The Hindu     28th August 2021     Save    

Context: India needs a radical land reforms programme. Land reform should be a central subject, while agriculture can remain with the states.

Indian Agriculture after Independence

Successes

Challenges

  • Green Revolution: Within 12-15 years, the country achieved food self-sufficiency. Ending food imports helped us save vast fiscal resources which could be used for development and welfare. Unprecedented rural prosperity ensued.
  • Land Reforms: Including Abolition of feudal landlordism, conferment of ownership on tenants, fixing land ceilings, distribution of surplus land, increasing agricultural productivity and production, etc.
  • Lack of food security: The national-level food self-sufficiency did not result in household-level food security.
  • Rising inequality:  Poverty co-existed with prosperity due to inequitable resource distribution and concentration of land. This necessitated welfare intervention through the Food Security Act, MGNREGA.
    • The migrant workers were the worst hit by the pandemic. Atrocities against Dalits are rising practically in every state. Caste discrimination and prejudices persist.

Issues with land reforms: The absence of effective and equitable land reforms accounts for the persistence of poverty. 
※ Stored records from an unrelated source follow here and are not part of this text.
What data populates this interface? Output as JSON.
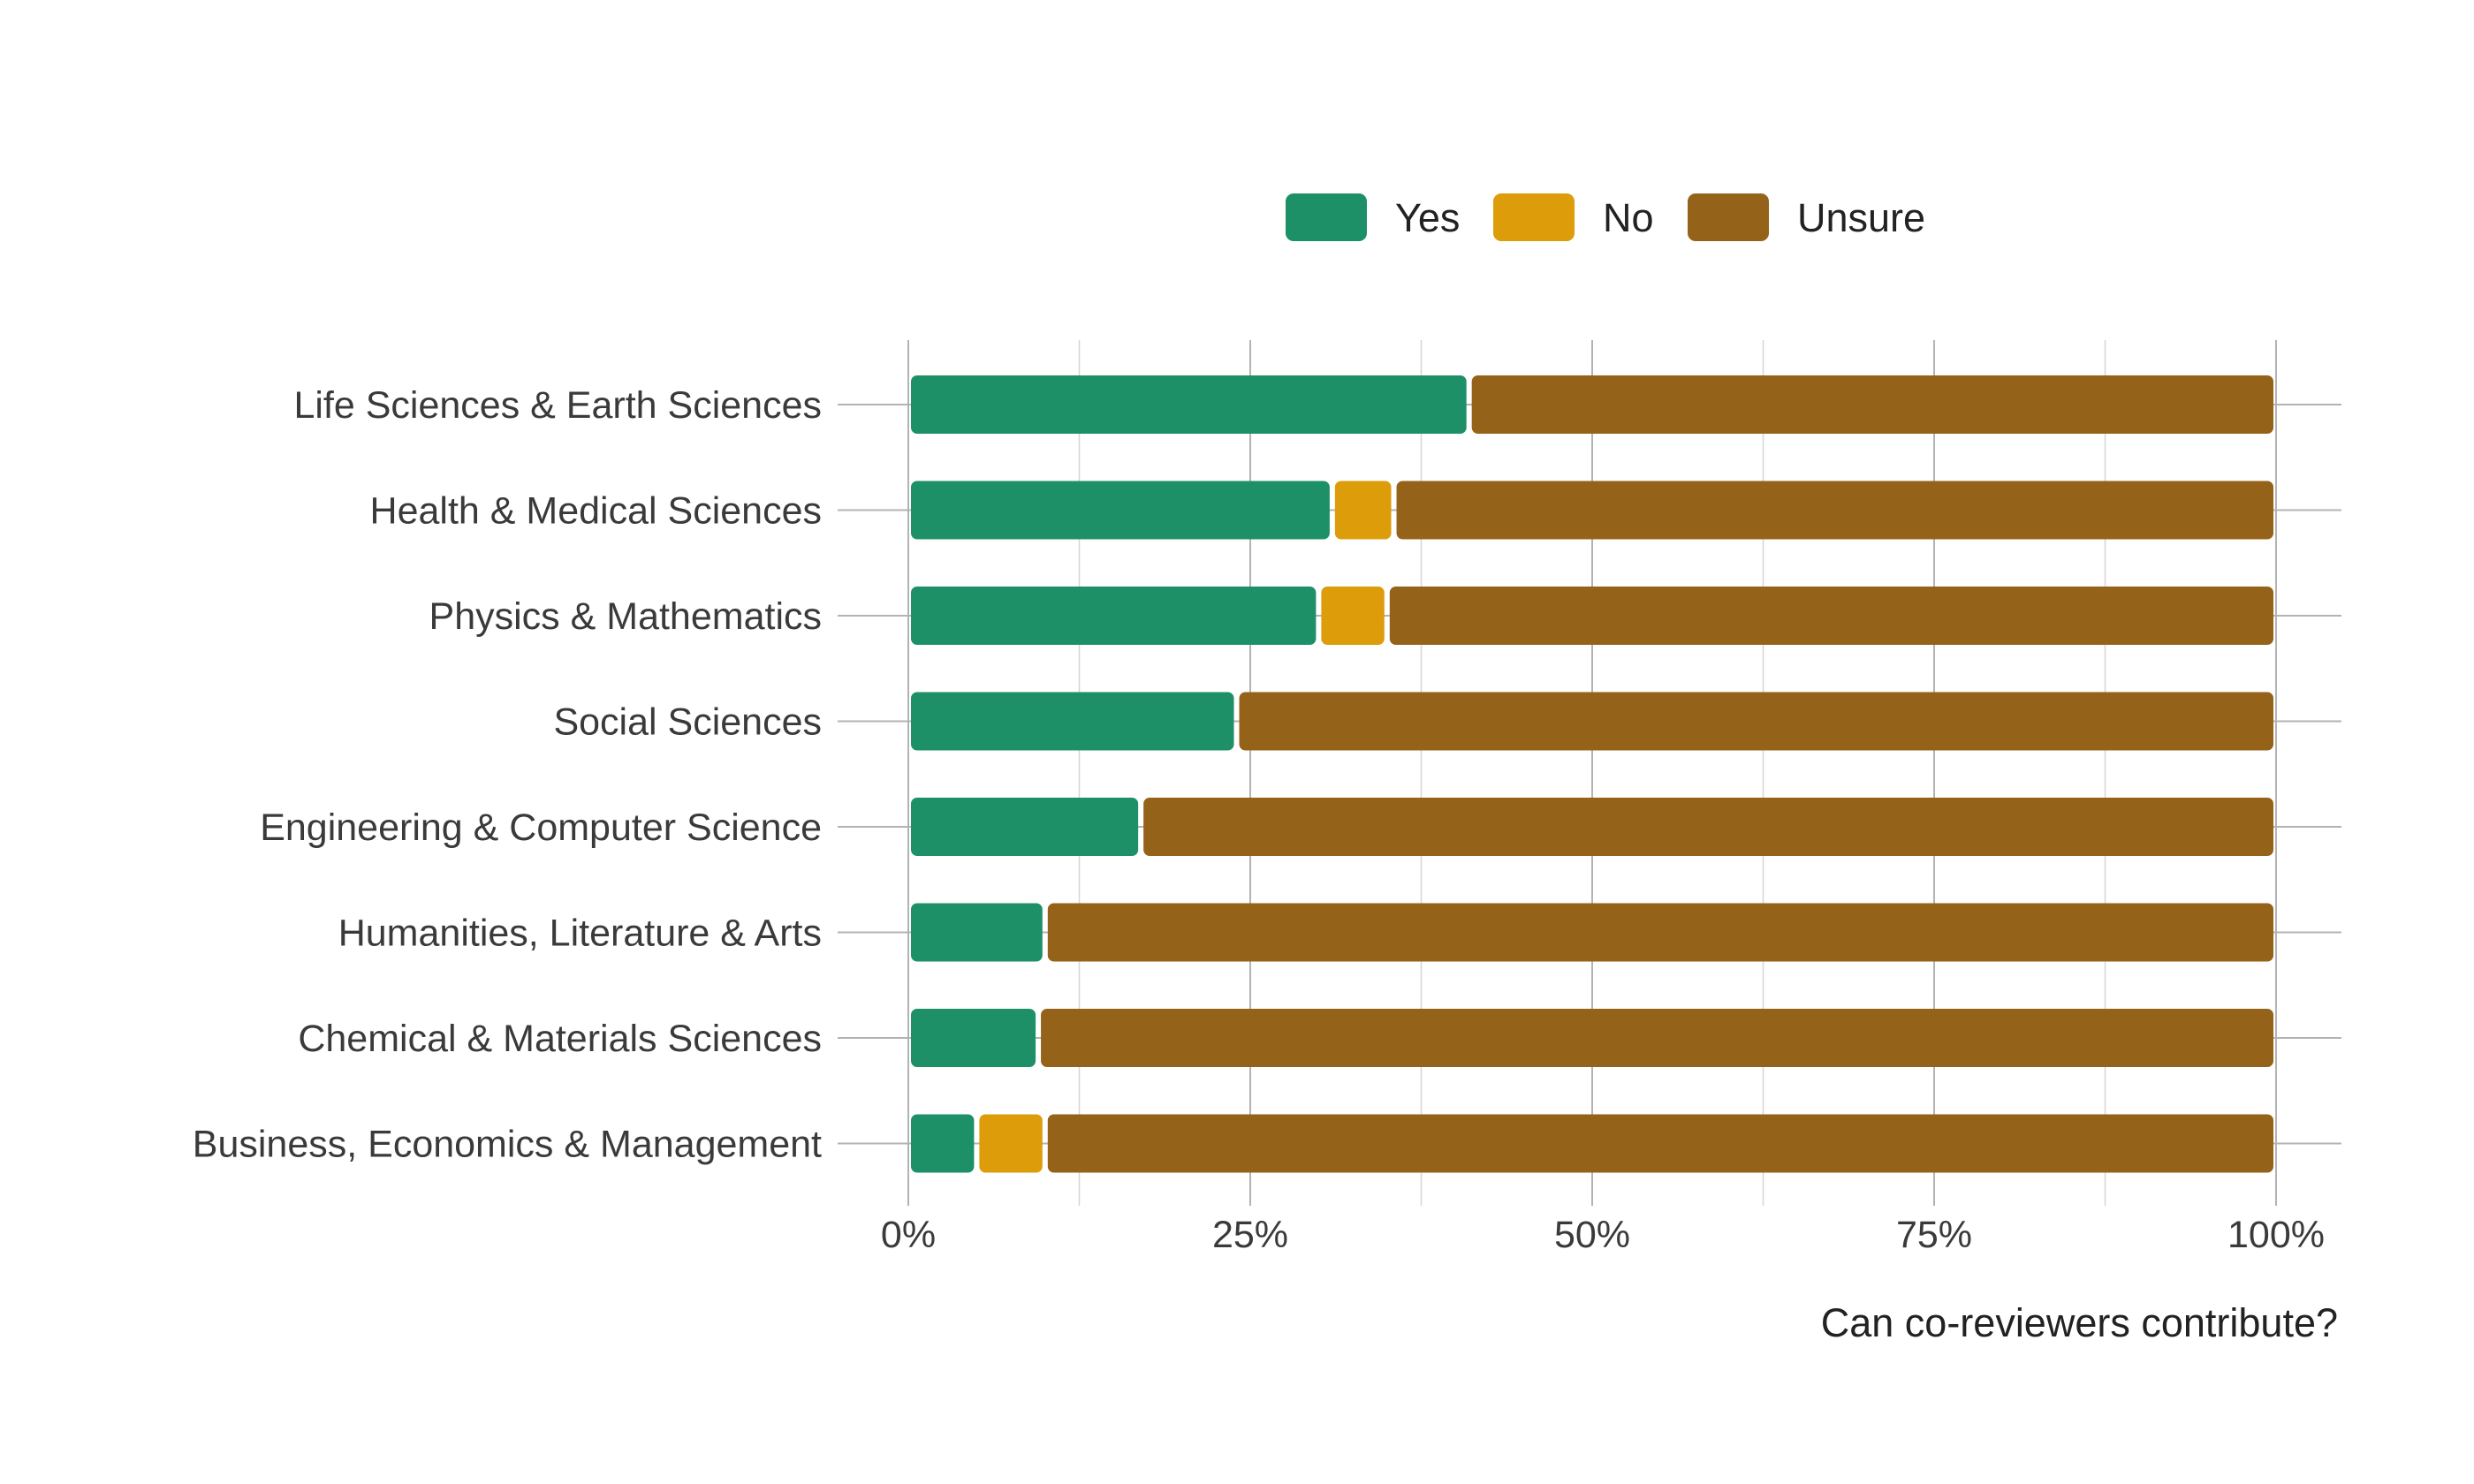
{
  "chart_data": {
    "type": "bar",
    "orientation": "horizontal",
    "stacked": true,
    "normalized": true,
    "categories": [
      "Life Sciences & Earth Sciences",
      "Health & Medical Sciences",
      "Physics & Mathematics",
      "Social Sciences",
      "Engineering & Computer Science",
      "Humanities, Literature & Arts",
      "Chemical & Materials Sciences",
      "Business, Economics & Management"
    ],
    "series": [
      {
        "name": "Yes",
        "color": "#1d9068",
        "values": [
          0.41,
          0.31,
          0.3,
          0.24,
          0.17,
          0.1,
          0.095,
          0.05
        ]
      },
      {
        "name": "No",
        "color": "#dd9c09",
        "values": [
          0.0,
          0.045,
          0.05,
          0.0,
          0.0,
          0.0,
          0.0,
          0.05
        ]
      },
      {
        "name": "Unsure",
        "color": "#956219",
        "values": [
          0.59,
          0.645,
          0.65,
          0.76,
          0.83,
          0.9,
          0.905,
          0.9
        ]
      }
    ],
    "x_ticks": [
      "0%",
      "25%",
      "50%",
      "75%",
      "100%"
    ],
    "x_tick_values": [
      0,
      0.25,
      0.5,
      0.75,
      1.0
    ],
    "xlabel": "Can co-reviewers contribute?",
    "ylabel": "",
    "title": "",
    "xlim": [
      0,
      1.0
    ],
    "grid": true,
    "legend_position": "top"
  }
}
  • Being a state subject, various states implemented reforms with varying degrees of effectiveness and equity.
  • Lack of surplus land: While feudal land relations were abolished, tenants got ownership rights; owing to manipulations in land records, much surplus land was not available for distribution among the landless tillers (Dalits) of the soil.
  • Less than one per cent of the total land in the country was declared as surplus.
  • Misplaced priorities: The programme was implemented in a country where non-agricultural sectors and activities were fast developing, absorbing increasing numbers of the rural population (the relevant criteria for land entitlement should have been employment and main source of income).
  • Gave rise to tenant turned capitalist farmers: Helped by Green Revolution technology, bank nationalisation and priority sector lending and urbanisation, they dominated small farmers.
    • In the 1970s and 1980s, there was an interlocking of land, labour, credit and product markets—those who controlled land controlled water, which later promoted water trade, including drinking water trade.
    • Economic rise: Many members of rich farm households moved into industry, business and professions. Many migrated abroad for quality higher education and employment.
    • Political rise: The tenant-turned-capitalist farmers formed political parties, which produced strong state-level leaders who controlled state-level planning, fiscal policies and politics. Rich farmers have formed strong power blocs (resisting pro-poor changes), with unquestioned bargaining power, not only in north-western India but also in states like Maharashtra.

Way Forward

  • Towards land reforms: Social restructuring needs agrarian reform, in the form of a land reforms programme, in addition to the measures that farmers are agitating for. Agricultural land should be pooled and equally distributed among farm households, based on the two aforementioned criteria.
    • Non-farm households should not be permitted to hold farmland. 
    • Land reforms should be a central subject, while agriculture can remain a state subject.
  • Shared prosperity: Even as agricultural prosperity must be promoted, it should not be just shared between farmers (especially rich ones) and urban consumers, but by all. Farm workers, in particular, must benefit from it.

Conclusion: Such a land reform programme will empower and enrich marginalised and excluded individuals and social groups. It should be the kernel of a justiciable universal property right that must form an integral/inalienable part of Article 21 (Right to Life) of the Constitution.